7 de abril de 2010

Un legendario quizás, quizás dos; pierdes tú y yo gano más y más de mí

Y qué más da si la moneda es tuya o mía, si aquí quien sabe soy yo.

Si vamos por partes, tendría que nombrar a fieles amistades mías, que me acompañan a diario. Y bien, por un lado está lo que me divierte: lo inesperadamente esperado, es divertido no entender el por qué de cada momento, circunstancia, pero me divierte saber que aunque no tenga explicación me siento bien. Luego viene la lujuria incipiente, que me viene de cara y me dice ¿nos vamos a la cama?, allá que voy yo, a la cama con la lujuria echa a medida y de carne y de hueso.

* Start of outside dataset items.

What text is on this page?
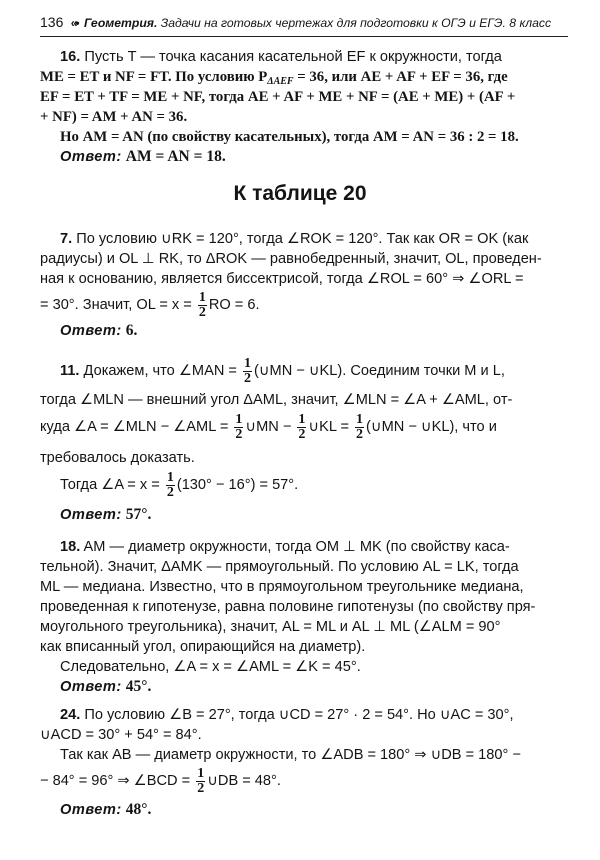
136 «• Геометрия. Задачи на готовых чертежах для подготовки к ОГЭ и ЕГЭ. 8 класс
16. Пусть T — точка касания касательной EF к окружности, тогда
ME = ET и NF = FT. По условию $P_{\Delta AEF} = 36$, или AE + AF + EF = 36, где
EF = ET + TF = ME + NF, тогда AE + AF + ME + NF = (AE + ME) + (AF +
+ NF) = AM + AN = 36.
Но AM = AN (по свойству касательных), тогда AM = AN = 36 : 2 = 18.
Ответ: AM = AN = 18.
К таблице 20
7. По условию ∪RK = 120°, тогда ∠ROK = 120°. Так как OR = OK (как
радиусы) и OL ⊥ RK, то ΔROK — равнобедренный, значит, OL, проведен-
ная к основанию, является биссектрисой, тогда ∠ROL = 60° ⇒ ∠ORL =
= 30°. Значит, OL = $x = \frac{1}{2}$ RO = 6.
Ответ: 6.
11. Докажем, что ∠MAN = $\frac{1}{2}$ (∪MN − ∪KL). Соединим точки M и L,
тогда ∠MLN — внешний угол ΔAML, значит, ∠MLN = ∠A + ∠AML, от-
куда ∠A = ∠MLN − ∠AML = $\frac{1}{2}$ ∪MN − $\frac{1}{2}$ ∪KL = $\frac{1}{2}$ (∪MN − ∪KL), что и
требовалось доказать.
Тогда ∠A = $x = \frac{1}{2} (130^\circ - 16^\circ) = 57^\circ$.
Ответ: 57°.
18. AM — диаметр окружности, тогда OM ⊥ MK (по свойству каса-
тельной). Значит, ΔAMK — прямоугольный. По условию AL = LK, тогда
ML — медиана. Известно, что в прямоугольном треугольнике медиана,
проведенная к гипотенузе, равна половине гипотенузы (по свойству пря-
моугольного треугольника), значит, AL = ML и AL ⊥ ML (∠ALM = 90°
как вписанный угол, опирающийся на диаметр).
Следовательно, ∠A = x = ∠AML = ∠K = 45°.
Ответ: 45°.
24. По условию ∠B = 27°, тогда ∪CD = 27° · 2 = 54°. Но ∪AC = 30°,
∪ACD = 30° + 54° = 84°.
Так как AB — диаметр окружности, то ∠ADB = 180° ⇒ ∪DB = 180° −
− 84° = 96° ⇒ ∠BCD = $\frac{1}{2}$ ∪DB = 48°.
Ответ: 48°.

El después, me pierde, son la extrañeza y lo cotidiano lo que me hace poner los pies en el suelo y pensar si ha merecido la pena. A veces la merece, a veces, como ahora, me hace abrir los ojos y pensar que "nadie podrá tener menos maldad que yo mismo".

Todo esto es por una nueva cama extraña, en la que dejé un trocito de mí y me lo devuelven tirándomelo en la cara al día siguiente: con lo que yo me entrego cualquiera viviría algunas relaciones largas. Quien fuere lo ganó, y quien sea lo ha perdido: le costará ganarme de nuevo.

Y todo, por una charla de un legendario, que no me gusta. Quizás haya tenido un sueño el martes que viene.